I have an abstract class that declares const and non-const member functions. For the sake of discussion let's say it looks like this:
class record_interface
{
public:
virtual ~record_interface() = default;
virtual void set_foo(BoundedFloat) = 0;
virtual BoundedFloat get_foo() const = 0;
};
This is used as a high-level representation of a record that has different representations when saved to disc and transferred via the wire. So most implementations just need to convert their members to the required high-level representation.
As an example of a valid implementation let's define stored_record
. This is used to store the high-level record in a lossy format:
struct stored_record
{
int16_t foo;
};
It makes sense that stored_record
can implement record_interface
but for various reasons it can't (eg. it needs to be trivially_copyable
). We can make a wrapper that implements the interface for it:
class record_wrapper : public record_interface
{
public:
record_wrapper(stored_record & wrapped)
: wrapped_(wrapped) {}
void set_foo(BoundedFloat value) final { wrapped_.foo = convert_to_int16(value); }
BoundedFloat get_foo() const final { return convert_from_int16(wrapped_.foo); }
private:
stored_record & wrapped_;
};
Now the problem is that we can't use the wrapper when given a const stored_record &
since
the wrapper stores a mutable reference. We also can't make it store a non-const reference as it won't be able to implement the non-const setter function.

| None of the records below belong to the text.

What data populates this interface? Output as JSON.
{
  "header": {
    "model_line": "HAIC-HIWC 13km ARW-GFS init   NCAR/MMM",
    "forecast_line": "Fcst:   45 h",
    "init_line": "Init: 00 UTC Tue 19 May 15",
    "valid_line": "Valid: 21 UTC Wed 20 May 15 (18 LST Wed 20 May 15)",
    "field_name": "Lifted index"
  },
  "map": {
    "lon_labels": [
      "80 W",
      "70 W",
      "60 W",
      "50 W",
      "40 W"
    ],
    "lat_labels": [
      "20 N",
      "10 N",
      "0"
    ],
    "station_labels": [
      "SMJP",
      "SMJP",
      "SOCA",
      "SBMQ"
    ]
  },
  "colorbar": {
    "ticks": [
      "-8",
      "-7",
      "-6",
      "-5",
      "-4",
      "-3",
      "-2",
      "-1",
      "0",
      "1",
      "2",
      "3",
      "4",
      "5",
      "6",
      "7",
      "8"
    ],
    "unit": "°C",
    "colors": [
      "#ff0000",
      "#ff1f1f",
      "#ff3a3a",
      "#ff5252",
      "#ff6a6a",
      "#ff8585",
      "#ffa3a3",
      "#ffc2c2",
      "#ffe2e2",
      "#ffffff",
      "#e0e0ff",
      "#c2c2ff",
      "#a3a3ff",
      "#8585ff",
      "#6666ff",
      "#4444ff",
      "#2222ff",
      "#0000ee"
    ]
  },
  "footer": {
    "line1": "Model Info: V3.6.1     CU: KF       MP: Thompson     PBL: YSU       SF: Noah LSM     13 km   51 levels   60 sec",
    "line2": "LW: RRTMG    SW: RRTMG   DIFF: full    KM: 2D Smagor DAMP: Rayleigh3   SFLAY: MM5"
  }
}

Now I was wondering if it would be valid to provide a factory function that const_cast
s away
a const stored_record &
's const
but also returns a const wrapper
so that the reference cannot actually be modified:
record_wrapper make_wrapper(stored_record & wrapped) {return {wrapped}; }
record_wrapper const make_wrapper(stored_record const & wrapped) { return {const_cast<stored_record &>(wrapped)}; }
EDIT: returning a const
record_wrapper
will not really restrict the returned value to be const
, a solution can be to return a const_wrapper<record_wrapper>
or something similar.
Is this a valid usage of const_cast
or is it undefined behaviour due to const_cast
ing away the const
-ness of a reference to an actually const object - even though it is never modified through it.